- Developer: Andriy Bychkovskyi
- Publisher: Crytivo
- Platforms: Windows, MacOS, Linux
- Release: January 17, 2023
- Genre: City-building game
- Mode: Single-player

= Farlanders (video game) =

2023 video game developed by Andriy Bychkovskyi

Farlanders is a turn-based space colony city-building game set on Mars. It is of the strategy genre, having puzzle elements, the perspective is 2D and gridded, and the maps are procedurally generated. Terraforming is an integral part of the strategy for colonization. It has seven missions in total.

The player takes the role of Marco, a Martian (human) citizen that vlogs about his new job as the planet's official colony architect. The story revolves around Marco’s enthusiasm being worn down as he discover that the company he works for is untrustworthy.

The game starts on each new map by the construction of one base, to which everything—houses, factories, greenhouses, energy sources, water sources, etc. -- needs to be connected in some way: wires, and/or above-ground tunnels, and/or pipes. Since the map is procedurally generated, the precise layout of minerals, water, mountains, canyons, soil types, etc. is unpredictable.

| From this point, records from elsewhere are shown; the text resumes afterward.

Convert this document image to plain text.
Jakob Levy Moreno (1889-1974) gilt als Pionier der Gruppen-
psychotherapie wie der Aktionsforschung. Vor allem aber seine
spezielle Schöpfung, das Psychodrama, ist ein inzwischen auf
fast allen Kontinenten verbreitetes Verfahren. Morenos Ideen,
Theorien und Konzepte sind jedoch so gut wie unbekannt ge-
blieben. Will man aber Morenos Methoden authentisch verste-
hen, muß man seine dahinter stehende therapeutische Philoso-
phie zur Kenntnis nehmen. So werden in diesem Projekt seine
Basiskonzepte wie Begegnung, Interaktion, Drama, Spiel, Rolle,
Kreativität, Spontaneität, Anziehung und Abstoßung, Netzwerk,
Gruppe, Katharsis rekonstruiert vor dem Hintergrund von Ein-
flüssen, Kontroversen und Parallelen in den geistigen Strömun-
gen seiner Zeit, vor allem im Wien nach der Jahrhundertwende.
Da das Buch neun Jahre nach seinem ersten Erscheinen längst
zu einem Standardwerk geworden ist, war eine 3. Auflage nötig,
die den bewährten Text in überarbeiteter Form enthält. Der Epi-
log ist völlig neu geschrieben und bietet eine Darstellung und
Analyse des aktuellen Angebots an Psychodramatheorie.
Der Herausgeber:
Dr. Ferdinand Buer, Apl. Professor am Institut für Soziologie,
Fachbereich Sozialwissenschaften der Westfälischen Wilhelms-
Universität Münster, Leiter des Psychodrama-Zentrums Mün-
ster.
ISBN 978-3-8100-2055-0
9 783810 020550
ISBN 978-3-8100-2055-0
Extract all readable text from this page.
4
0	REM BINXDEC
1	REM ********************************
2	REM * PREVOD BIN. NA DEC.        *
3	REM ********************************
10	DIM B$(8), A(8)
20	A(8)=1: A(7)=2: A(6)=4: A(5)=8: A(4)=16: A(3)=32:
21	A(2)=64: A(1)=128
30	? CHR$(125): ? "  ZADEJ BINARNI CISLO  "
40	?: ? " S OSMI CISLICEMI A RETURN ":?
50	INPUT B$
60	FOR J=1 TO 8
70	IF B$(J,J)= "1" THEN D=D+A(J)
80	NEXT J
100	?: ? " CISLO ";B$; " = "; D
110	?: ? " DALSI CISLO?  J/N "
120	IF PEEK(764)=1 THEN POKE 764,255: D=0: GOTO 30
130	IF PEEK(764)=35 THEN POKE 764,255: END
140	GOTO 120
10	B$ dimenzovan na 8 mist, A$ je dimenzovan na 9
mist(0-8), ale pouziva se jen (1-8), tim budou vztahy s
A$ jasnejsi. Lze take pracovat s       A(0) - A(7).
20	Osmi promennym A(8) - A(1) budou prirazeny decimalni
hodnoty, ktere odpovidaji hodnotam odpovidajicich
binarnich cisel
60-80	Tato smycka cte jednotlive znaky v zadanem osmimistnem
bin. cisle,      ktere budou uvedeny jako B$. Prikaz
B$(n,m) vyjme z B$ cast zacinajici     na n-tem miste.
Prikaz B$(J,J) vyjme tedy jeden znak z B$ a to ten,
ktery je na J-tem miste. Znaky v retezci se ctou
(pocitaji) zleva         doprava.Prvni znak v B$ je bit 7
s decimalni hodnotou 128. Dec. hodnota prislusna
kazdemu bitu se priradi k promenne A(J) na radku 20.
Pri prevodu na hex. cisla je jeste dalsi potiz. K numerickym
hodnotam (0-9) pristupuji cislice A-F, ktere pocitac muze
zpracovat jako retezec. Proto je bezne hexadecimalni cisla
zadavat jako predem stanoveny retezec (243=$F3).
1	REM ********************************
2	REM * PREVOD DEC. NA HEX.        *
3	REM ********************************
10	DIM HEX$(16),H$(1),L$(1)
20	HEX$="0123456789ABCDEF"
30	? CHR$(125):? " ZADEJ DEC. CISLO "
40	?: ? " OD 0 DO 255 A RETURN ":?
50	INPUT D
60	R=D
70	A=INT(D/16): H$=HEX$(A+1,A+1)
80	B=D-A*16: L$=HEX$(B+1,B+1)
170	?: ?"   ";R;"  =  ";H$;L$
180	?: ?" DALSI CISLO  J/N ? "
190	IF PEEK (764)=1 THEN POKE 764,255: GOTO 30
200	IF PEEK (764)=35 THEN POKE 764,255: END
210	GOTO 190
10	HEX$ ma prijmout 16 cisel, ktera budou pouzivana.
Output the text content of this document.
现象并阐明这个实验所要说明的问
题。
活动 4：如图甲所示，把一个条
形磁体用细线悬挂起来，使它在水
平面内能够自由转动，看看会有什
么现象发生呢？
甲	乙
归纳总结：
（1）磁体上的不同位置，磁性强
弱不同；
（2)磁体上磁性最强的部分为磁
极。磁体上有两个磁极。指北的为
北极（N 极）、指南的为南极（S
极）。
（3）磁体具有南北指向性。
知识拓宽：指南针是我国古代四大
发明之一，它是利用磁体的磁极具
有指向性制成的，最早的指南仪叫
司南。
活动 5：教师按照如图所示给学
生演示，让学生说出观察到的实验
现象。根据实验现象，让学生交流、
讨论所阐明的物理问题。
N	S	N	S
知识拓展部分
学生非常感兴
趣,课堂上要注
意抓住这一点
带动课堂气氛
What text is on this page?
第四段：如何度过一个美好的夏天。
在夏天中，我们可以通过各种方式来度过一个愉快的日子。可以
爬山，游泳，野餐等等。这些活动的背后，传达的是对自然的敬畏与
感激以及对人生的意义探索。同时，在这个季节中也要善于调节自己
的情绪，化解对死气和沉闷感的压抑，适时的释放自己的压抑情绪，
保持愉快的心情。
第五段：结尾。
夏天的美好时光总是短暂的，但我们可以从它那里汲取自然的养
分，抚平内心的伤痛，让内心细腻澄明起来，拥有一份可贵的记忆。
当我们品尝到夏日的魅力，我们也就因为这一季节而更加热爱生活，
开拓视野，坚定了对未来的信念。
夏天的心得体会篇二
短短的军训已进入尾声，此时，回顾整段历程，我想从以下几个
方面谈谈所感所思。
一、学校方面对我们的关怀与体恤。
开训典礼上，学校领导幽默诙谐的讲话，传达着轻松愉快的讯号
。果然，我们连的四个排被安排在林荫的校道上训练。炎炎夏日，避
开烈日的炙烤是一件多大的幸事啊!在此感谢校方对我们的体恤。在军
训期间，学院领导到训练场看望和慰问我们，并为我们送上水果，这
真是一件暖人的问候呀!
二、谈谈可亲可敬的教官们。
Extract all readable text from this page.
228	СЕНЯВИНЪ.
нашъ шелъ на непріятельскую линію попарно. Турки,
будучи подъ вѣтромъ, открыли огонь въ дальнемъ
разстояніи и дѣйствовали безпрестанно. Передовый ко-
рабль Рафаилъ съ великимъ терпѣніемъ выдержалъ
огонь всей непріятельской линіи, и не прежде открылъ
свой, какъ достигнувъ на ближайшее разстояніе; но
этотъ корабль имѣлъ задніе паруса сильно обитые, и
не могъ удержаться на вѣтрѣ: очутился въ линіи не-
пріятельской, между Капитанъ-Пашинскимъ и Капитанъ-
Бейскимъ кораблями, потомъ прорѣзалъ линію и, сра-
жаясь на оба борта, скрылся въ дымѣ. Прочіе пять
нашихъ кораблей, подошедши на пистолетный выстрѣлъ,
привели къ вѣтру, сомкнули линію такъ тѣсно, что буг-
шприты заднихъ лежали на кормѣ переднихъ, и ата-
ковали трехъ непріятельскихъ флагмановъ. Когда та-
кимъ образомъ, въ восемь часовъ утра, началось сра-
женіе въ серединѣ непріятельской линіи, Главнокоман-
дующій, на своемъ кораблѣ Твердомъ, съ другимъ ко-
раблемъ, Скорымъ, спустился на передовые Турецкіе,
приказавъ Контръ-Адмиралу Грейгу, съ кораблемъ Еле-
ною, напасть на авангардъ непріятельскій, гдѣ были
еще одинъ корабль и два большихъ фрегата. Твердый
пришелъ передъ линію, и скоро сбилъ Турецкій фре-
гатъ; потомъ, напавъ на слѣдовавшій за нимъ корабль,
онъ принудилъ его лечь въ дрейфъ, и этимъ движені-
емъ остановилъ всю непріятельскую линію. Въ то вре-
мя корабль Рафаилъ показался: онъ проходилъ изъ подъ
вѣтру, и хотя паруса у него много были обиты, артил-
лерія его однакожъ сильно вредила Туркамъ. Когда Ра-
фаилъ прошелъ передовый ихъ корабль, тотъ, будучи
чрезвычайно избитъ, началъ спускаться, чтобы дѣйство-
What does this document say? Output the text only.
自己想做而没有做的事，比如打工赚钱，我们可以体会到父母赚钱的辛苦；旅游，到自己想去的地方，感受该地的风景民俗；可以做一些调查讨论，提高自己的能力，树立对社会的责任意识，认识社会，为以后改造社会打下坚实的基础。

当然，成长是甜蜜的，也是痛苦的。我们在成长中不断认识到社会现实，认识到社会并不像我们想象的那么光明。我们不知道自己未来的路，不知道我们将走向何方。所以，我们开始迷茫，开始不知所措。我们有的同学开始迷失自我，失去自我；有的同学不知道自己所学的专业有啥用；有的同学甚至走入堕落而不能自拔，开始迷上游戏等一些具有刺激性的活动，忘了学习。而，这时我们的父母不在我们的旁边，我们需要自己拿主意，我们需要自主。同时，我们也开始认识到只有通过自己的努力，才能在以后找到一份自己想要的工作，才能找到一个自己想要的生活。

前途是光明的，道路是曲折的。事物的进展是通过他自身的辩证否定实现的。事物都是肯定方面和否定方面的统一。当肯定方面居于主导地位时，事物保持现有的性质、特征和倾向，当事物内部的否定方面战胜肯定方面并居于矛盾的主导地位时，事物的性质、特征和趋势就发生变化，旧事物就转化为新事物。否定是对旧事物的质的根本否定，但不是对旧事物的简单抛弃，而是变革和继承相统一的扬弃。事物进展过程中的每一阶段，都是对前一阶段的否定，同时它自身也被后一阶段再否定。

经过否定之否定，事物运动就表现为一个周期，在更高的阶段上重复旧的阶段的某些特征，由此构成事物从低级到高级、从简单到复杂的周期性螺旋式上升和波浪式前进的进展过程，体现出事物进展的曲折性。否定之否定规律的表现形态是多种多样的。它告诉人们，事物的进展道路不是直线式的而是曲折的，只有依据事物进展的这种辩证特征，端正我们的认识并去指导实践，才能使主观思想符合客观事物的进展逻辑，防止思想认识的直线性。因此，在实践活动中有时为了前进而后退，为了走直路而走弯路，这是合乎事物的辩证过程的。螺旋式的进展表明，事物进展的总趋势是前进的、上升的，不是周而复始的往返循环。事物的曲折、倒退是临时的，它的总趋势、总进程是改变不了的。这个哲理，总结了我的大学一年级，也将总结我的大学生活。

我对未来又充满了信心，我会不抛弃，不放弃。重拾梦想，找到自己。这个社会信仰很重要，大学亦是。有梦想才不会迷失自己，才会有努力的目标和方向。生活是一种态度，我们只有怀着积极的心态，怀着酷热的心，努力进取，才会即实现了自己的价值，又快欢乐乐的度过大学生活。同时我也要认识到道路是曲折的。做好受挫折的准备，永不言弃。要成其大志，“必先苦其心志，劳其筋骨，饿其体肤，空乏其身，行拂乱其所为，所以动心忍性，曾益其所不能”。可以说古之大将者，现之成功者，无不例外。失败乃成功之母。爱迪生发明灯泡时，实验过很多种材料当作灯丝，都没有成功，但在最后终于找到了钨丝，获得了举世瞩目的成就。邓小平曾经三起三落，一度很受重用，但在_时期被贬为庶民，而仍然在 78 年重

As the colony grows, thus grows the demand on resources, and the player needs to choose carefully what to build, and where to build, like choosing between having greenhouses near a water source and increasing the food production rate and the workforce demand, or building a water pump and increasing the energy consumption. When the buildings leave few free space on the map, the player decisions on how to use it becomes crucial for the colony's success or failure to meet the goals of the mission.